Howard Hughes came to Nevada in the 1960s to launder Mafia-owned gambling properties into white collar legitimacy. The agoraphobic industrialist and movie producer had a long and sordid history with organized crime. (See investigative reporter Howard Kohn’s “The Hughes-Nixon-Lansky Connection,” Rolling Stone, 1976.)
I bring up the Silver State’s checkered past because Melvin Dummar died Sunday in Nye County at age 74. Gas station owner Dummar gained fame by forging the infamous Mormon Will which purported to leave him one-sixteenth of Hughes’ billions, about $156 million.

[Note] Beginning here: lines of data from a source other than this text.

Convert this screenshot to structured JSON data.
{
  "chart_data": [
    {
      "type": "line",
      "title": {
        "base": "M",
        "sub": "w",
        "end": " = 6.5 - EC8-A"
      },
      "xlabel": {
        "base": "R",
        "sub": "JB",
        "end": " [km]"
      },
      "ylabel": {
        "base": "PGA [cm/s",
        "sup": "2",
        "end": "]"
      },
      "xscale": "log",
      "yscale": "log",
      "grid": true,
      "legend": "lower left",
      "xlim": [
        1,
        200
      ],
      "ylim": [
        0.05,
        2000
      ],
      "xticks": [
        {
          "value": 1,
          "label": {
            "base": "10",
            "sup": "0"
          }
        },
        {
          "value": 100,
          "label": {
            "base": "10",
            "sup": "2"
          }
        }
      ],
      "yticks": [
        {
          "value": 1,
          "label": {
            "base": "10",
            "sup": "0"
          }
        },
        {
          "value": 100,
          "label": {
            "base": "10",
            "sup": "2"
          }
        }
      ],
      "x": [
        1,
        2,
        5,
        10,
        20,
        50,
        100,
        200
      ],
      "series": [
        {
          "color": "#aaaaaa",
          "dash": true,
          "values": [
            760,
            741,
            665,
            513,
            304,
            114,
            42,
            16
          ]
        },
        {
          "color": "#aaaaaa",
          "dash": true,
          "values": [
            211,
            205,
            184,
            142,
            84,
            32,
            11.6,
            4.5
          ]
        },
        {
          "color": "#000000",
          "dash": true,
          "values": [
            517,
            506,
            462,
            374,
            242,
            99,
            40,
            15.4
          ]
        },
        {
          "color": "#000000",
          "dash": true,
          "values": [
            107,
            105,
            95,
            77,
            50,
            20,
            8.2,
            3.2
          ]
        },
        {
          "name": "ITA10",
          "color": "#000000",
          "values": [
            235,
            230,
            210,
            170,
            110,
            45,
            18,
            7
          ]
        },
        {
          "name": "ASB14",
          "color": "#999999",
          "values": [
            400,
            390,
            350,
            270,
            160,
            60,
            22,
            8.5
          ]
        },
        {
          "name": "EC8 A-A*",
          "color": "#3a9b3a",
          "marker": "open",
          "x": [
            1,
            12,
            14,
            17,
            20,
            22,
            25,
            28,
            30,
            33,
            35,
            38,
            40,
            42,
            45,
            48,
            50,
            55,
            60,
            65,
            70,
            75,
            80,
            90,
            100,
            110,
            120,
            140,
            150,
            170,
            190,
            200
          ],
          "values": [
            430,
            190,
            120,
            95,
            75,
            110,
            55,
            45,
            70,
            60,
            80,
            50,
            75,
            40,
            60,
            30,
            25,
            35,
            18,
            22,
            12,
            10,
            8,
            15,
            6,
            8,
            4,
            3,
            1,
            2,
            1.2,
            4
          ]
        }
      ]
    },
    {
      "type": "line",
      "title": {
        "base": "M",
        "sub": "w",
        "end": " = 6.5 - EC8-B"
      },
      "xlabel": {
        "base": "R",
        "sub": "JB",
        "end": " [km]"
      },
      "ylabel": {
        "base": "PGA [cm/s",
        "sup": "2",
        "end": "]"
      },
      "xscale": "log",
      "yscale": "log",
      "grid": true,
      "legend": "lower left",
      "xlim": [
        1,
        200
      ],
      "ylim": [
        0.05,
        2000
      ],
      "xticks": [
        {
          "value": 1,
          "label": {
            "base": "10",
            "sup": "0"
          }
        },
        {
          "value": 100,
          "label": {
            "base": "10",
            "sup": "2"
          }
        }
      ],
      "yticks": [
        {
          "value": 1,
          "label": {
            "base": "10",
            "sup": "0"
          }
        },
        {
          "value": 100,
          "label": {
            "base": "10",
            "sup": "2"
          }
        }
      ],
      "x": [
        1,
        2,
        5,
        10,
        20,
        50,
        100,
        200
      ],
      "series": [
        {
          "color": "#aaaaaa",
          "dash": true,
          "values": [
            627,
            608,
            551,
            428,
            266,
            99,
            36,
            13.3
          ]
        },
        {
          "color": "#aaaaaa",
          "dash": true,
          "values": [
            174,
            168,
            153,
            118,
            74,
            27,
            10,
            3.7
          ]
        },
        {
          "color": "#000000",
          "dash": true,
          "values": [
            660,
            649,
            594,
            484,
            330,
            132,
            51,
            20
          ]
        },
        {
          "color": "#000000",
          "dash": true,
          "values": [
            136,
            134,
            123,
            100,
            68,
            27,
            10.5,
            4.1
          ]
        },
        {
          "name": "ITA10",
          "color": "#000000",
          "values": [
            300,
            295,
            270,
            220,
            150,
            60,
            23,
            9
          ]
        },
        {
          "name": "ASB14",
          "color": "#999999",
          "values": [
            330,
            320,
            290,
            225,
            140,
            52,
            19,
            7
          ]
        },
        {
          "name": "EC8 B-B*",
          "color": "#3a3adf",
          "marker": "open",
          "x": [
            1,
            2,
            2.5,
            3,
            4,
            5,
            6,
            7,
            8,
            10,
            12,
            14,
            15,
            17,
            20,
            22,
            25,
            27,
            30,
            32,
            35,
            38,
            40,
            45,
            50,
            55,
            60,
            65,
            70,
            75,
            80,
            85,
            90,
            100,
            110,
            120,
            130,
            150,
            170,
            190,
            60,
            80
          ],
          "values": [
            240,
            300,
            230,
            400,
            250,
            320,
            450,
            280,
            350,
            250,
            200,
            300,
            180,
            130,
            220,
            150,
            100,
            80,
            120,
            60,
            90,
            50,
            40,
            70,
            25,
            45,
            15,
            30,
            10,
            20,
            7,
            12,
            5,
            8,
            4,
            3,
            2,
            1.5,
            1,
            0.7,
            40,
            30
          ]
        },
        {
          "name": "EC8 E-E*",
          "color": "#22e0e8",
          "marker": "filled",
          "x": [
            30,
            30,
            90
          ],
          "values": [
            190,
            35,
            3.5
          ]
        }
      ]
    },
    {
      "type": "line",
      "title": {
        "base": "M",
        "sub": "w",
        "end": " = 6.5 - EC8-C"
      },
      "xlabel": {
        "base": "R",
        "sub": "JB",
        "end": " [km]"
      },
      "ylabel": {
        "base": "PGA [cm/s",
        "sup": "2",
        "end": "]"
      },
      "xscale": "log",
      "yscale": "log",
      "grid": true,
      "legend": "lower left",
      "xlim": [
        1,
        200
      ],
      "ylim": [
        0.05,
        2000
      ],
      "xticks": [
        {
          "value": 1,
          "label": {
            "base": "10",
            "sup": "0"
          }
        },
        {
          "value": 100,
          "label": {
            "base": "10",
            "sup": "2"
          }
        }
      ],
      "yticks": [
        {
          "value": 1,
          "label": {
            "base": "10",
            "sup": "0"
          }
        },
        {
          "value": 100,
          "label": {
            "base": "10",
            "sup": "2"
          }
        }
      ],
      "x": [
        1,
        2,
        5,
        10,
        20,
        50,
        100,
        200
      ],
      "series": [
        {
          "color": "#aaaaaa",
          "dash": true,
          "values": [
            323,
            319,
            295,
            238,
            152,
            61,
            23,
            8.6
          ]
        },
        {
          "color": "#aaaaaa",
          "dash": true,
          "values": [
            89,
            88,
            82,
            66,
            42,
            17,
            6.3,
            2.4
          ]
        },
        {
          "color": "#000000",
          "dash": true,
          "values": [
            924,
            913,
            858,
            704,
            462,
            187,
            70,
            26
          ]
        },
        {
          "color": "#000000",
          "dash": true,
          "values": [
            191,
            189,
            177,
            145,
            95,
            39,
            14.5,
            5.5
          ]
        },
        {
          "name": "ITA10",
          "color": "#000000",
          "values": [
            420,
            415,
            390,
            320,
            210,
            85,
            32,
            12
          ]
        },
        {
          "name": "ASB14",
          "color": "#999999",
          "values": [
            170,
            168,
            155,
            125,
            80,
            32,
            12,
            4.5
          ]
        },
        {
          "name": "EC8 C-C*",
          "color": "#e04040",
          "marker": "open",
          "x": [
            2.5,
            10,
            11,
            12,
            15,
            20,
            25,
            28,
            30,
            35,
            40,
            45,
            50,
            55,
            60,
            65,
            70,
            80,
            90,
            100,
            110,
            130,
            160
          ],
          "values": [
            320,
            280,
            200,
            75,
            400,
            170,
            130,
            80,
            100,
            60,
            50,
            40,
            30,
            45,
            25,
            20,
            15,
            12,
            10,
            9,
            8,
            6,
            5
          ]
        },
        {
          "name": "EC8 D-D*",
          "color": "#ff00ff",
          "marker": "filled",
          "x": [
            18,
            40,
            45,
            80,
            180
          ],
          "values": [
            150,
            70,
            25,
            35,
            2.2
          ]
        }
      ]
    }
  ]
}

Dummar asserted that he had picked up a bedraggled and disoriented Hughes on a lonely road in central Nevada. He purportedly got the old man to safety. The fanciful story was made into the multiple Oscar-winning 1980 Jonathan Demme film “Melvin & Howard” starring Paul LeMat, Mary Steenburgen and Jason Robards.
When Hughes died, a handwritten will magically appeared in Salt Lake City apparently punching Melvin’s ticket to fame and especially fortune.
The Mormon Will was challenged in court and legal heavy hitters were betting that Melvin would win. All but one guy.
The late Reno top gun lawyer Bill Lohse and I used to hang out in Reno’s first fern bar, the fondly remembered Delmar Station in what is now called MidTown. Over beers one night, Lohse told me of hoisting a few at an upscale joint in the courthouse district with some of his peers.
One distinguished member of the State Bar asserted to a judge in attendance, “your honor, I’m at the heart of this matter and the Mormon Will be authenticated.”
Only Lohse disagreed, stating “no jury will believe Melvin Dummar.”
He knew of where he spoke. When Bill was fresh out of law school, a Nevada judge assigned him to take a pro bono case as a public defender in Hawthorne. A local office worker named Melvin Dummar was accused of forging a check and cashing it at the El Capitan casino.
When Bill asked Melvin “what’s your defense?” Melvin just smiled and said “I didn’t do it.” (Remind you of anyone in the news today?)
Showing why he became a great trial lawyer, young Lohse quickly confused and discredited all testimony against sly Melvin. (See Joe Pesci’s hilarious 1992 performance in “My Cousin Vinny” as a reference.)
Then things got rough. The prosecution’s star witness was the longtime casino cage cashier whose pre-trial testimony was simple: “I saw that man sign that check.”
Lohse pulled a Clarence Darrow. The legendary Scopes Monkey Trial defense attorney once had a criminal case he knew he was going to lose. His last resort was to put the defendant on the stand. Fortunately, smoking was allowed in court a hundred years ago.
Darrow bought a very good and very large cigar and tightly wound a stout wire through it. He told his client to take a single puff when he got on the stand, then hang the stogie over the railing of the witness box and never touch it again.
Darrow launched into the most nit-pickety, elongated, boring line of questioning he could create – while the day wore on and the cigar ash grew and grew and grew, but never fell to the floor.
His guilty-as-sin client was acquitted. Jurors said afterward that they couldn’t remember much of what the defendant said and thus thought it unfair to convict him. In reality, they had been effectively distracted, transfixed watching the cigar. Some might call it hypnosis, Darrow called it a win.
Lohse’s diversion was Mrs. Dummar and her infant. He instructed her that no matter what was happening in the courtroom, “every time I turn around, I want to see you cuddling, rocking and kissing that baby.”
Bill then launched into a long, sententious, convoluted line of questioning. By the bitter end, the cashier was so confused she herself was not sure what she had seen.
The jury almost acquitted Dummar save for just one who held out for conviction. Hung jury. Dummar walked and went on to greater glory.
That part of the story has never been told. Until now.
STILL CRAZY AFTER ALL THESE YEARS: The Reno News & Review alternative weekly is celebrating its silver anniversary. Two of their charter dinosaurs, columnist Bruce Van Dyke and news editor Dennis Myers, were present at the creation by former Reno Gazette-Journal reporters Mike Norris and Larry Henry and former Associated Press bureau chief Bill Martin. Myers and Henry both served hard time at the Tribune before meandering toward greater glory. Largely because of Myers, the RNR became and remains the best newspaper in the state.
Congratulations.
Happy High Holly Days to you and yours.
Be well. Raise hell. Esté bien. Haga infierno.